When can a single particle be treated classically? When can a single particle be treated classically?
I feel like after 15 years of doing physics I ought to know the answer to this question, but I don't.  Here are two variants that will help describe my confusion:
1) When can a single, free, non-relativistic particle be treated classically?
I assume the answer is "never", since wave packets spread so fast.  So, while the expectation value of the position of the particle moves in a straight line like a classical particle, the probability of finding it on the classical trajectory is basically zero.
2) When can a single charged particle in an external electromagnetic field be treated classically?
I would have also guessed "never" by similar reasoning to point 1.  However, textbooks are full of statements about electrons following the Lorentz force law.  Wikipedia even has a picture of electrons in a "teltron tube".  Every plasma physics textbook stats with N classical particles (electrons/ions) interacting by the Lorentz force.  What is going on?  What is the justification for this approximation?  Is it secretly some statistical statement valid only for large N (i.e. the words are wrong but the kinetic equations are correct)?  Is there any reference that discusses this?  I cannot see how a single particle can ever be treated classically.
Note: I am not asking why macroscopic bodies behave classically.  That's an interesting question but there is a lot of work on it.  I am also not asking about special configurations like coherent states in a harmonic potential.  I am asking about single (say, elementary) particles in generic situations.
 A: I'm clearly out of my (inverse) depth on this, as a plasma physicist or a beam physicist would be much more qualified to provide you with their fields' conventional wisdom on this. 
But I'd be a traitor to my academic great-grandfather if I didn't even try to reassure you and myself (!) that a tiny "marshmallow" (not BB  after all) electron in a CRT (old TV set like mine) does not spread in its freely-propagating wave packet into something bigger that would compromise its effect on the mask & TV screen! So, this is a narrow  back-of-the-envelope reassurance cartoon, to possibly orient you in the erudite discussions on broad semiclassical limits sure to emerge here.
The other electrons in the beam do not affect it much. It boils off the cathode at a temperature, let us say ~1160K, so, then, 0.1 eV. It picks up a kinetic energy of about 0.5keV, so 3 orders of magnitude smaller than its mass of 500keV. Its speed is then less than 5% of c, quite non-relativistic. 
Now, modeling the marshmallow with a Gaussian wavepacket (best described in Pauli's sublime and concise Wave Mechanics lectures' booklet),  we wish to check that the marshmallow has not spread appreciably by the time it hits the screen, 50cm away, as dispersive wave packets are wont to do. 

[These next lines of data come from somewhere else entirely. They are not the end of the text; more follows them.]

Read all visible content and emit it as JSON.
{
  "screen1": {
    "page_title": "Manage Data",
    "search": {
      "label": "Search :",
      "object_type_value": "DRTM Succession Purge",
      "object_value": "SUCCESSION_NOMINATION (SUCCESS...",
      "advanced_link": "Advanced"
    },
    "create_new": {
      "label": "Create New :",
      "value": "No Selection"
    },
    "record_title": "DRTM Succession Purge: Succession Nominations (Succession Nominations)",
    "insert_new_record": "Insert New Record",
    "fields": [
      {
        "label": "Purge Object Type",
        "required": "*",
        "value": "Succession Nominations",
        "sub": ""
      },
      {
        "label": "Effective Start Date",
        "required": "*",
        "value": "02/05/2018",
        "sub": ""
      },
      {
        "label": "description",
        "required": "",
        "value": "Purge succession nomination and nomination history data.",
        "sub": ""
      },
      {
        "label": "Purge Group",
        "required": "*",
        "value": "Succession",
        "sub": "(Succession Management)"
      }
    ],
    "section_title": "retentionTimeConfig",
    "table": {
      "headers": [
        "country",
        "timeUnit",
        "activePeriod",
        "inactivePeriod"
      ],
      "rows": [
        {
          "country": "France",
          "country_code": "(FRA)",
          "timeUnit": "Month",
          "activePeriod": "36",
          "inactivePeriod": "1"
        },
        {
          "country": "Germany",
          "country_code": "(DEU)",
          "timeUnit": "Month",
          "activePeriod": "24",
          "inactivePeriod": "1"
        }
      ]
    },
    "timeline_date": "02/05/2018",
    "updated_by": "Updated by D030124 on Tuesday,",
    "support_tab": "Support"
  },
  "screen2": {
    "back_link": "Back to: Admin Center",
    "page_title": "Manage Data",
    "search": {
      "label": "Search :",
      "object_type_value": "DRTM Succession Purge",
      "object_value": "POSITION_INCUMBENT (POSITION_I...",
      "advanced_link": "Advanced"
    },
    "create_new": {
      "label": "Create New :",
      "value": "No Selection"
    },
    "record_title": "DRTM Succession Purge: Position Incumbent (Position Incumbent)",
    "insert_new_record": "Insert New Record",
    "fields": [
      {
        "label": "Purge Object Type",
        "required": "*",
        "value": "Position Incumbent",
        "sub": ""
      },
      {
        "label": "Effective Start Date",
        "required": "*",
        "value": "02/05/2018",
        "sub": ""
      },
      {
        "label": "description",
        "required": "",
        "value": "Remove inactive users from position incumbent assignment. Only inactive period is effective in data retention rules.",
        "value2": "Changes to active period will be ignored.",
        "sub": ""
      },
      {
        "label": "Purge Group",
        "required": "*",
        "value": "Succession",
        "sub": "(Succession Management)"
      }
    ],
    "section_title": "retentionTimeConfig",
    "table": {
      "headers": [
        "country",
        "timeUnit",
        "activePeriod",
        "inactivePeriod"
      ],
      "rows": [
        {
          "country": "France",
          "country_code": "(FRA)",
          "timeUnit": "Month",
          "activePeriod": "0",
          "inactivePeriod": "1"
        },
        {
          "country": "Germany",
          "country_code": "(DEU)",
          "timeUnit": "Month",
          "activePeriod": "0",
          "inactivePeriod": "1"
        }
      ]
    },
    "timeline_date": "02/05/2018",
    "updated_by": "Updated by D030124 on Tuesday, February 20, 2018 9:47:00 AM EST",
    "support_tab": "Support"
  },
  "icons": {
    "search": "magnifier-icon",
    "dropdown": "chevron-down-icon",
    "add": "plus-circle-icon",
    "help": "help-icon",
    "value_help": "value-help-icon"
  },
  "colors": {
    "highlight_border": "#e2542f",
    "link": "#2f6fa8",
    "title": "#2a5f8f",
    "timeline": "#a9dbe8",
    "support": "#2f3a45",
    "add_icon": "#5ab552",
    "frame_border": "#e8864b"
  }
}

In specific terms, we wish to check that the final width over the initial width $\Delta x_0$ is not very different than one,
$$
\sqrt{1+\left (\frac{\hbar t}{m(\Delta x_0) ^2}\right )^2 },
$$
that is, we  seek reassurance that the large parenthesis of the second term is  not substantially larger than one, i.e. it has not gotten to dominate, yet, as feared. 
Since the velocity is 0.05c, we use HEP natural units $\hbar=1, c=1$ and eVs, and a distance to the screen of d ~ 0.5m ~ 2.5 $10^6$/eV. Now the basic assumption is that the width of the marshmallow is related to the temperature of its thermionic emission, i.e. it is 1/0.1eV. Consequently,
$$
\frac{  d}{0.05~m(\Delta x_0) ^2} \approx 1 .
$$
This means that the modeling wavepacket has not dispersed by the time it hits the screen: a quasi-classical behavior. (I'd thus bet CRT engineers do not agonize about quantum effects here.)